The days are getting longer, and the temperatures are bouncing higher each week. Even though I am anxious for spring, I thought I should be fair to my least favorite season because despite being cold and dreary, this winter has not been unproductive.
During the cold months, many reservoirs are drained significantly, both to accommodate the coming spring rains (or snow-melt) and also, as in the case of the Stones river, to provide cold water to the trout stocked in their tailwaters.
I like to take advantage of the low water levels to scout new fishing spots. Knowing what’s underwater, the structure, depth, and the type of substrate – sand, gravel or mud, is key to locating and catching fish of any species. Winter provides the perfect opportunity to gather detailed knowledge which can be applied during the rest of the year. Many fishers, especially those who own boats, rely too heavily on charts and sonar and consequently fail to fish some of the most productive spots.
This winter I have been busy searching for expansive flats, and I have found several which look very promising.
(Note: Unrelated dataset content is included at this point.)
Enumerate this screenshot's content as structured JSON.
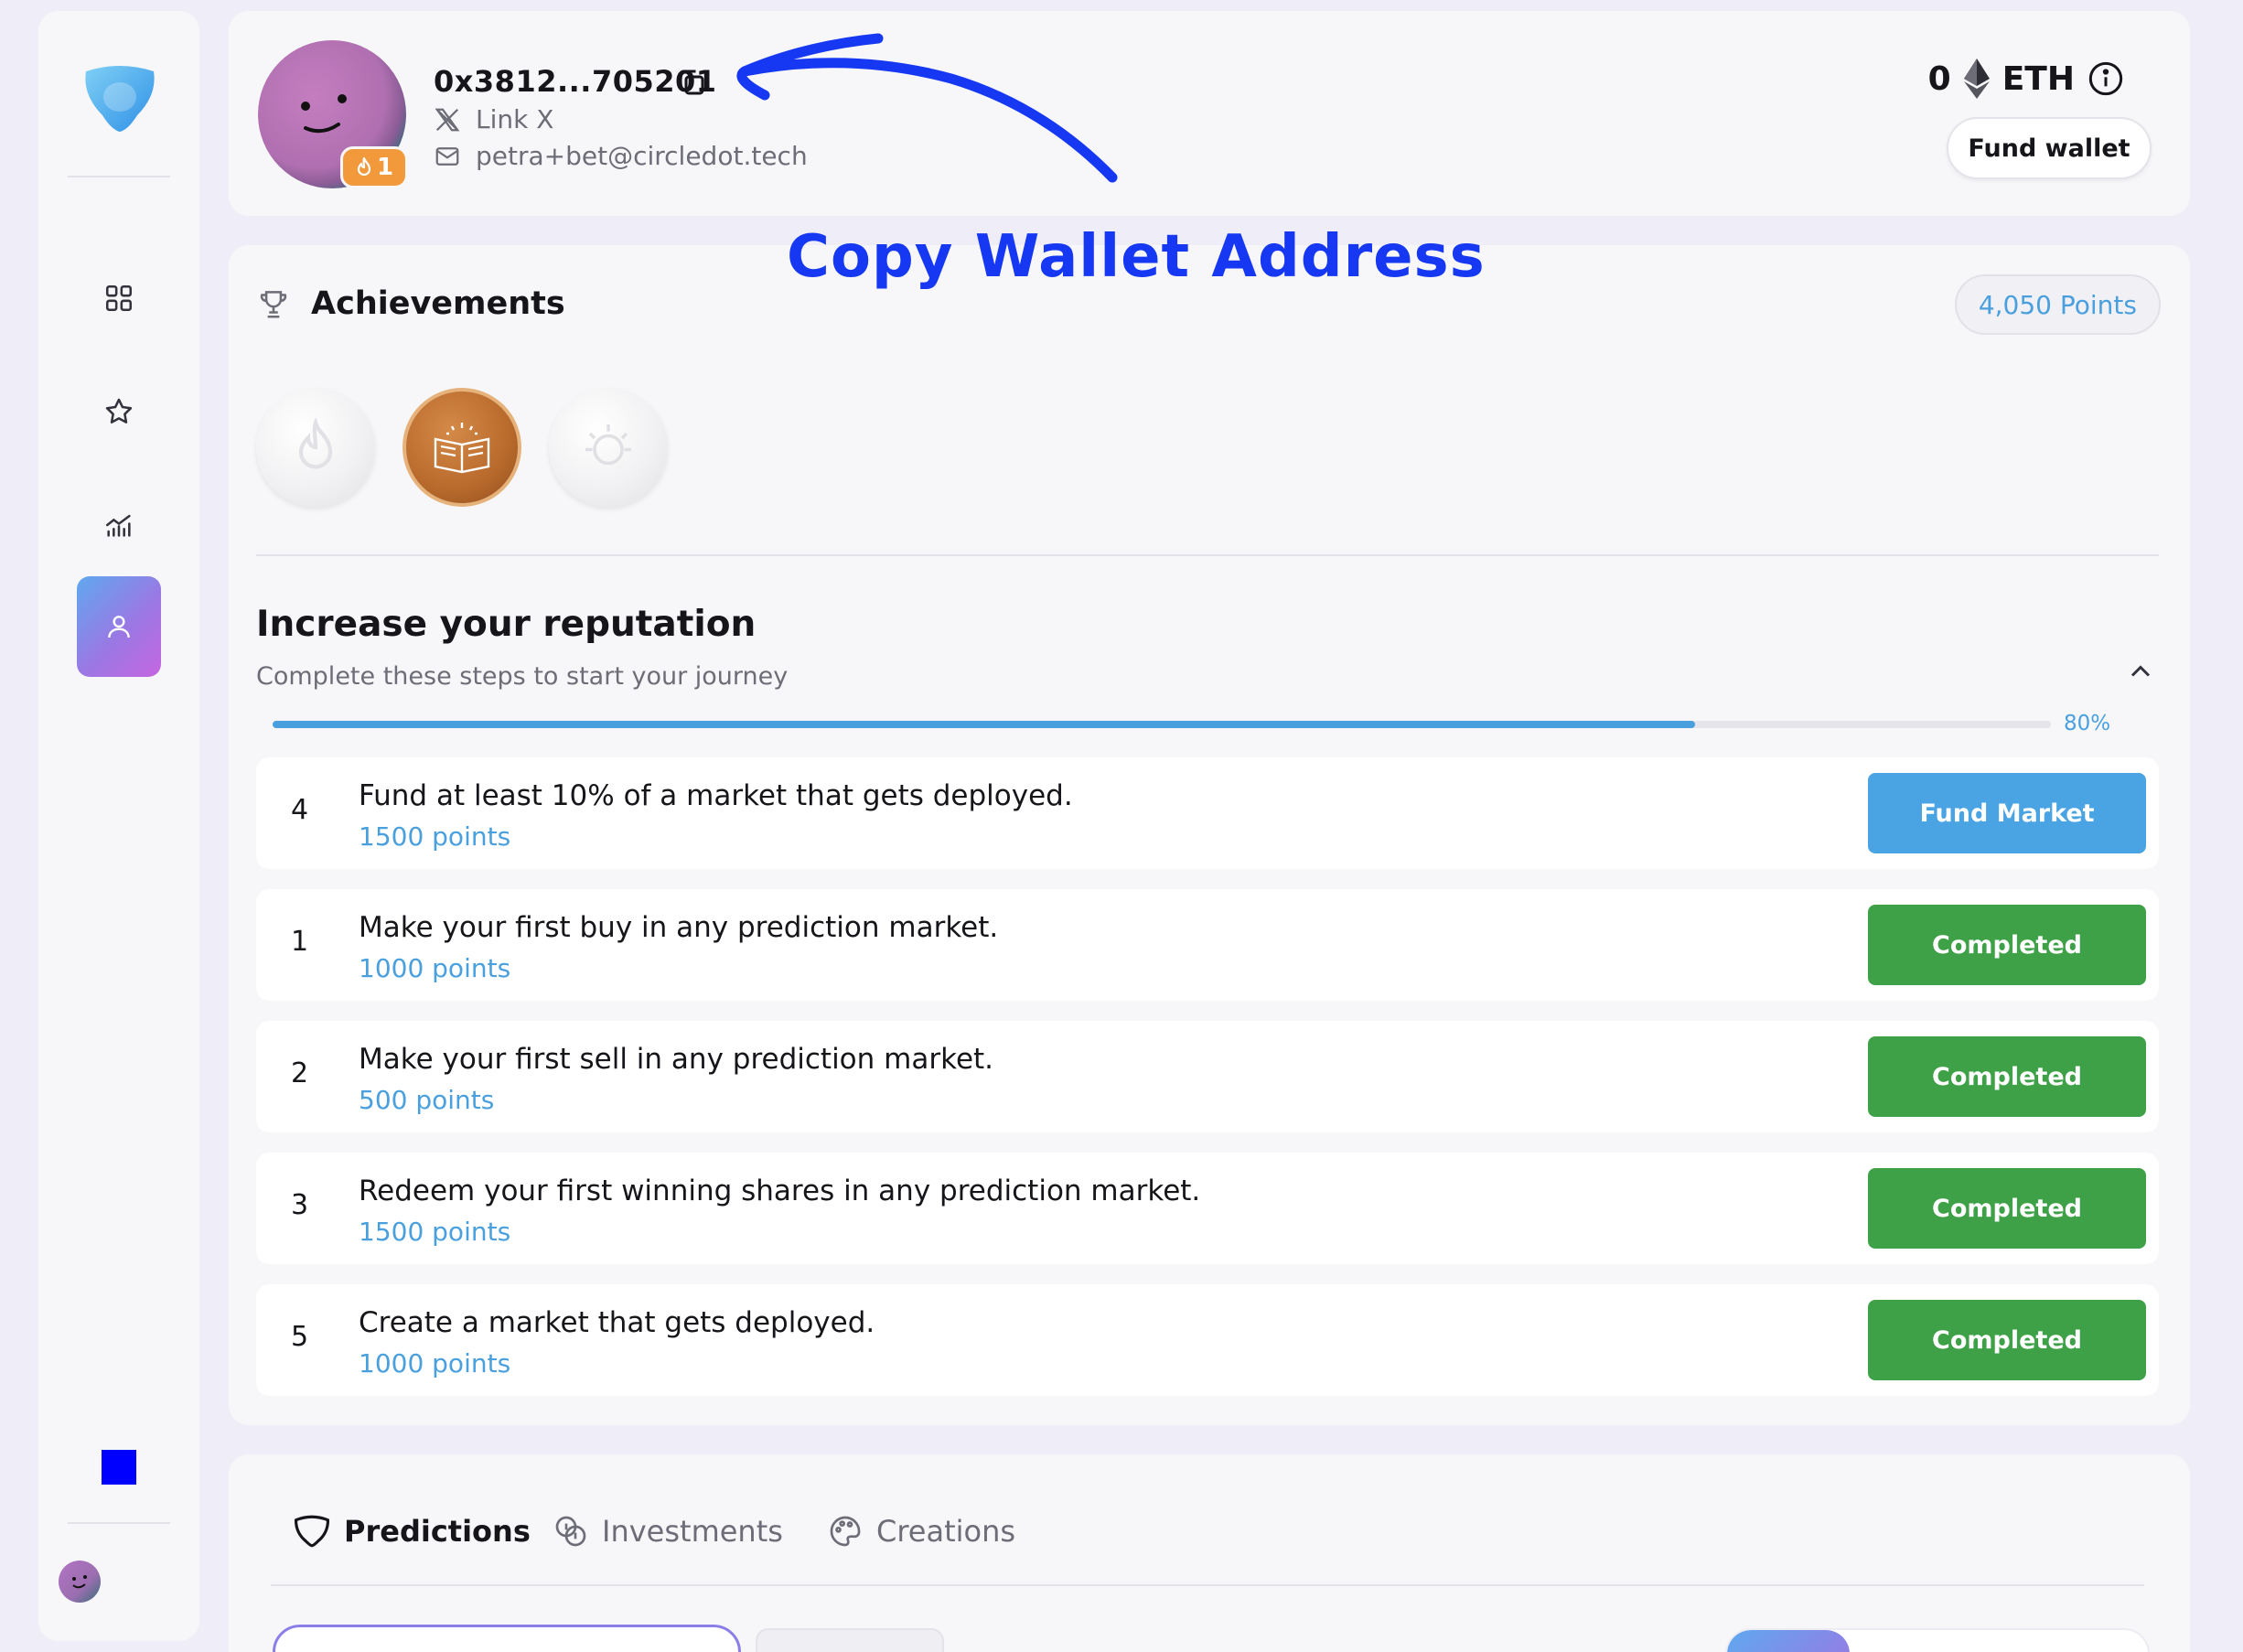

Just imagining tracking shoals of feeding carp across these spots has helped me through the darkest weeks.
Along with exploring, I have come to enjoy looking for lures, especially plugs, which have been snagged and subsequently lost along the shoreline. Slightly surprising to me is that I do not find many lures along the best bass habitat, but rather along the shores of heavily trafficked recreational areas.
As my collection grows, it’s neat to see the changes over time in the design of the plugs. The older ones are skinny and flat on the sides and are often equipped with a rattle inside to help attract curious fish. The newer lures are mostly fat and rounded, and are carefully designed to “swim” at a specific depth.